Giove in Toro, la fame bulimica di tutto
Giove in Toro, quando distorto, diventa fame insaziabile: accumulo, ego e bisogno ossessivo di approvazione. Dietro l’apparenza di generosità si nasconde un vuoto che divora tutto, anche gli altri. Non cattiveria, ma immaturità: un eterno bambino che prende senza mai saziarsi.

Giove in Toro è l’immagine perfetta di una fame che non conosce sazietà.
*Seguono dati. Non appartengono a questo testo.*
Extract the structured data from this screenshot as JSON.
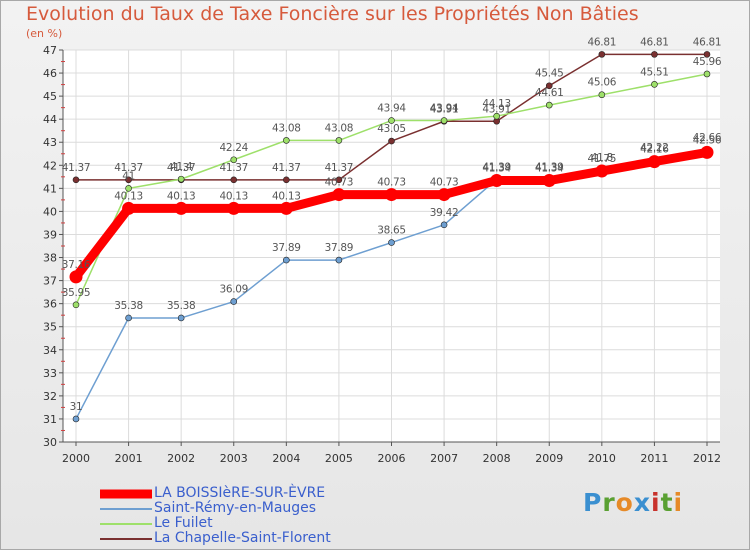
{
  "header": {
    "title": "Evolution du Taux de Taxe Foncière sur les Propriétés Non Bâties",
    "subtitle": "(en %)"
  },
  "brand": {
    "name": "Proxiti",
    "letters": [
      "P",
      "r",
      "o",
      "x",
      "i",
      "t",
      "i"
    ]
  },
  "chart_data": {
    "type": "line",
    "title": "Evolution du Taux de Taxe Foncière sur les Propriétés Non Bâties",
    "ylabel": "(en %)",
    "xlabel": "",
    "x": [
      "2000",
      "2001",
      "2002",
      "2003",
      "2004",
      "2005",
      "2006",
      "2007",
      "2008",
      "2009",
      "2010",
      "2011",
      "2012"
    ],
    "ylim": [
      30,
      47
    ],
    "yticks": [
      30,
      31,
      32,
      33,
      34,
      35,
      36,
      37,
      38,
      39,
      40,
      41,
      42,
      43,
      44,
      45,
      46,
      47
    ],
    "grid": true,
    "legend_position": "bottom-left",
    "series": [
      {
        "name": "LA BOISSIèRE-SUR-ÈVRE",
        "color": "#ff0000",
        "values": [
          37.16,
          40.13,
          40.13,
          40.13,
          40.13,
          40.73,
          40.73,
          40.73,
          41.34,
          41.34,
          41.75,
          42.16,
          42.56
        ],
        "labels": [
          "37.16",
          "40.13",
          "40.13",
          "40.13",
          "40.13",
          "40.73",
          "40.73",
          "40.73",
          "41.34",
          "41.34",
          "41.75",
          "42.16",
          "42.56"
        ]
      },
      {
        "name": "Saint-Rémy-en-Mauges",
        "color": "#6e9fd1",
        "values": [
          31,
          35.38,
          35.38,
          36.09,
          37.89,
          37.89,
          38.65,
          39.42,
          41.39,
          41.39,
          41.8,
          42.22,
          42.66
        ],
        "labels": [
          "31",
          "35.38",
          "35.38",
          "36.09",
          "37.89",
          "37.89",
          "38.65",
          "39.42",
          "41.39",
          "41.39",
          "41.8",
          "42.22",
          "42.66"
        ]
      },
      {
        "name": "Le Fuilet",
        "color": "#9ee06a",
        "values": [
          35.95,
          41,
          41.4,
          42.24,
          43.08,
          43.08,
          43.94,
          43.94,
          44.13,
          44.61,
          45.06,
          45.51,
          45.96
        ],
        "labels": [
          "35.95",
          "41",
          "41.4",
          "42.24",
          "43.08",
          "43.08",
          "43.94",
          "43.94",
          "44.13",
          "44.61",
          "45.06",
          "45.51",
          "45.96"
        ]
      },
      {
        "name": "La Chapelle-Saint-Florent",
        "color": "#7a3030",
        "values": [
          41.37,
          41.37,
          41.37,
          41.37,
          41.37,
          41.37,
          43.05,
          43.91,
          43.91,
          45.45,
          46.81,
          46.81,
          46.81
        ],
        "labels": [
          "41.37",
          "41.37",
          "41.37",
          "41.37",
          "41.37",
          "41.37",
          "43.05",
          "43.91",
          "43.91",
          "45.45",
          "46.81",
          "46.81",
          "46.81"
        ]
      }
    ]
  }
}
Una fame che non riguarda solo il cibo, ma ogni cosa che possa essere inghiottita: soldi, attenzioni, emozioni, conferme, applausi, approvazioni, vite altrui. È la bulimia dell’ego, travestita da “voglia di vivere”.
Il problema non è il desiderio. Il problema è l’ingordigia.
Quella che non si ferma mai, che non conosce misura, che non vede altro che sé stessa. Quella che, mentre divora tutto ciò che trova, si racconta pure di essere buona, gentile, generosa. Una specie di Leviatano sorridente che ti abbraccia mentre ti mastica.
Giove in Toro amplifica il bisogno di sicurezza, ma quando l’ego è al volante, la sicurezza diventa accumulo compulsivo.
Non basta avere: bisogna possedere.
Non basta possedere: bisogna ostentare.
Non basta ostentare: bisogna farlo sembrare naturale, quasi spirituale.
E così la ricerca del benessere si trasforma in una corsa sfrenata al “di più”.
Di più soldi, di più oggetti, di più comfort, di più status.
Una fame che non si placa perché non nasce dal bisogno, ma dal vuoto.
Poi c’è la fame più subdola: quella di essere visti.
Non ascoltati, non compresi — visti.
Come se l’esistenza avesse valore solo quando qualcuno applaude, commenta, approva.
Questi individui non parlano: performano.
Non condividono: reclamano.
Non chiedono aiuto: pretendono adorazione.
E quando non ottengono abbastanza attenzioni, diventano irritabili, drammatici, vittimisti. La loro fame è un buco nero che inghiotte tutto ciò che gli passa vicino, inclusa la tua energia.
Giove in Toro, quando distorto, non si accontenta della propria vita: vuole anche la tua.
Vuole le tue emozioni, le tue storie, i tuoi sacrifici, il tuo tempo.
Vuole nutrirsi di ciò che vivi, come se la tua esperienza fosse un buffet gratuito.
Sono quelli che ti ascoltano solo per rubarti qualcosa: un’idea, un’emozione, un pezzo di identità.
Quelli che ti chiedono come stai solo per riportare la conversazione su di loro.
Quelli che si nutrono della tua presenza e poi ti lasciano svuotato, come una carcassa emotiva.
LA FAME DI CONSENSO
E poi c’è il bisogno disperato di essere approvati.
Non importa da chi, non importa perché.
L’importante è che qualcuno dica: “Bravo”.
È una fame infantile, primordiale, che si traveste da sicurezza ma è solo dipendenza.
Una dipendenza che li porta a manipolare, a compiacere, a mentire, a costruire una maschera di bontà e gentilezza che serve solo a una cosa: ottenere ciò che vogliono.
Il risultato finale è un mostro.
Un Leviatano che sorride, che si mostra disponibile, che ti fa sentire speciale… finché non hai più nulla da dare.
Poi, quando sei stato spolpato, ti accorgi che quella gentilezza era solo un trucco, una strategia, un modo elegante per divorarti senza farti scappare.
E la cosa più tragica?
Loro non se ne rendono nemmeno conto.
Si percepiscono come vittime, come anime pure, come persone “che danno troppo”.
La realtà è che prendono tutto.
E alla fine…
Alla fine, quando li guardi bene, ti rendi conto che non sono cattivi.
Sono solo eterni bambini cresciuti male, con la bocca sempre aperta e le mani sempre tese.
Bambini che vogliono tutto, subito, senza fatica, senza responsabilità.
Bambini che credono che il mondo sia un enorme frigorifero aperto apposta per loro.
E tu, dopo averli osservati mentre divorano ogni cosa, non puoi fare altro che sorridere.
Un sorriso ironico, leggero, quasi affettuoso.
Perché, in fondo, cosa puoi aspettarti da chi ha Giove in Toro vissuto così?
Che cresca?
Che impari la misura?
Che smetta di mangiare tutto ciò che trova?
Ma no.
È molto più probabile che ti chieda un’altra porzione.